Todavía es difícil ver cómo Bolsonaro ganará al final. Si lo hace, y faltan meses, será motivo de alarma. Tiene más apoyo legislativo hoy que a principios de su primer mandato y tendrá muchas más oportunidades de erosionar instituciones como el poder judicial, un firme baluarte contra muchos de los excesos y fracasos de su gobierno. No importa el daño que pueda hacer a la Amazonía, la educación y más.
Afortunadamente, un golpe al estilo del 6 de enero también es poco probable. Eso no se debe a la falta de deseo de Bolsonaro, como demostró en el Día de la Independencia de Brasil en septiembre, incitando a sus seguidores y amenazando a las instituciones, sino más bien por la falta de apoyo militar y gracias a la fuerte Corte Suprema; además, sin lazos ideológicos con el presidente, incluso los diputados amigos tienen pocos incentivos para respaldar a un aventurero autoritario por encima de sus propios intereses.

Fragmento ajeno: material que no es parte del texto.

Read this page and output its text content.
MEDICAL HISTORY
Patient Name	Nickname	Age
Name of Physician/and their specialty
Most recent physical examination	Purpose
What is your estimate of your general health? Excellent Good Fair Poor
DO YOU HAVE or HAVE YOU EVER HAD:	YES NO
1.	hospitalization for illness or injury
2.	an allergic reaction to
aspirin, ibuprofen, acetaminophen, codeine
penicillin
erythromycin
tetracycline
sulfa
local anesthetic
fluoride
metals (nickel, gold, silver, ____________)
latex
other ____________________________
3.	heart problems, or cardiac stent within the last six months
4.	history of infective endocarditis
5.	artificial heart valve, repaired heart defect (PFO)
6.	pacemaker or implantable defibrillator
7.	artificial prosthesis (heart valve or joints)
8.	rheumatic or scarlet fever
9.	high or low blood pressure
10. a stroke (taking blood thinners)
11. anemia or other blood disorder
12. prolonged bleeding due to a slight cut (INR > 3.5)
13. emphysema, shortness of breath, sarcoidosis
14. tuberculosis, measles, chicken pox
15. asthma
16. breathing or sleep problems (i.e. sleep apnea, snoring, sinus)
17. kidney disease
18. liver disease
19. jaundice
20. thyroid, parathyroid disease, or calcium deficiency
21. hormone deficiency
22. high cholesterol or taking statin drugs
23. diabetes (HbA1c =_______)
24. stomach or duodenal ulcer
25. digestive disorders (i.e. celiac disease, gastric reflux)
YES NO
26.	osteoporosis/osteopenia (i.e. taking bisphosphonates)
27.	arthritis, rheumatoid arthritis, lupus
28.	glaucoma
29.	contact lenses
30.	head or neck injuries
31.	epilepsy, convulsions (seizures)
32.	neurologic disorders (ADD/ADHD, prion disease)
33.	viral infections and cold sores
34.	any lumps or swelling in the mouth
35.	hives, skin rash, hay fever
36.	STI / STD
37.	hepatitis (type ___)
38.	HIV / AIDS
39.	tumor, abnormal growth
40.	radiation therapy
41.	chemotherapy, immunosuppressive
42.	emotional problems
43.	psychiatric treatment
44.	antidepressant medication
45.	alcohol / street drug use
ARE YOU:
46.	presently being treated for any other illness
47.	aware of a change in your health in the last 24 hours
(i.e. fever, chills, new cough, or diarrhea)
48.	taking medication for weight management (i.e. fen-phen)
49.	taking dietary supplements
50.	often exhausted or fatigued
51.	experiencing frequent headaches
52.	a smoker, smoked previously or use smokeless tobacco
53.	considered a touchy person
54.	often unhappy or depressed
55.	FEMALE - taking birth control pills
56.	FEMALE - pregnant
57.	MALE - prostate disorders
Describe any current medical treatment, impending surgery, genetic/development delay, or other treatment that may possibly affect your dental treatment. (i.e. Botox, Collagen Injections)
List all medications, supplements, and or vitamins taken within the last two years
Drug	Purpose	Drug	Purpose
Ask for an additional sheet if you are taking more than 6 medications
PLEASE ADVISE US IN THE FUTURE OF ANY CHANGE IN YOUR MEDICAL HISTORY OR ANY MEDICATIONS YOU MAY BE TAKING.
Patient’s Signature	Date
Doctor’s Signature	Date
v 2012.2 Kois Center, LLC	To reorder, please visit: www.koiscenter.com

Desafortunadamente, incluso el resultado más realista de una carrera reñida que pierde Bolsonaro es preocupante. Todavía tiene tiempo para hacer mucho daño ambiental y de otro tipo al revisar las reglas para avivar su base; pondrá a prueba los límites presupuestarios y de gasto en este esfuerzo por ganar votos, en el que la desinformación —incluso con nuevas restricciones y la impresionante vigilancia de las autoridades electorales— corre como la pólvora. Lo más preocupante es que habrá divisiones más profundas, independientemente de quién gane en octubre. Tal polarización bien puede hacer que las reformas que la economía necesita con urgencia, desde la simplificación de los impuestos hasta la reducción del tamaño y el costo del sector público, sean casi imposibles.
Esta nota no refleja necesariamente la opinión del consejo editorial o de Bloomberg LP y sus propietarios.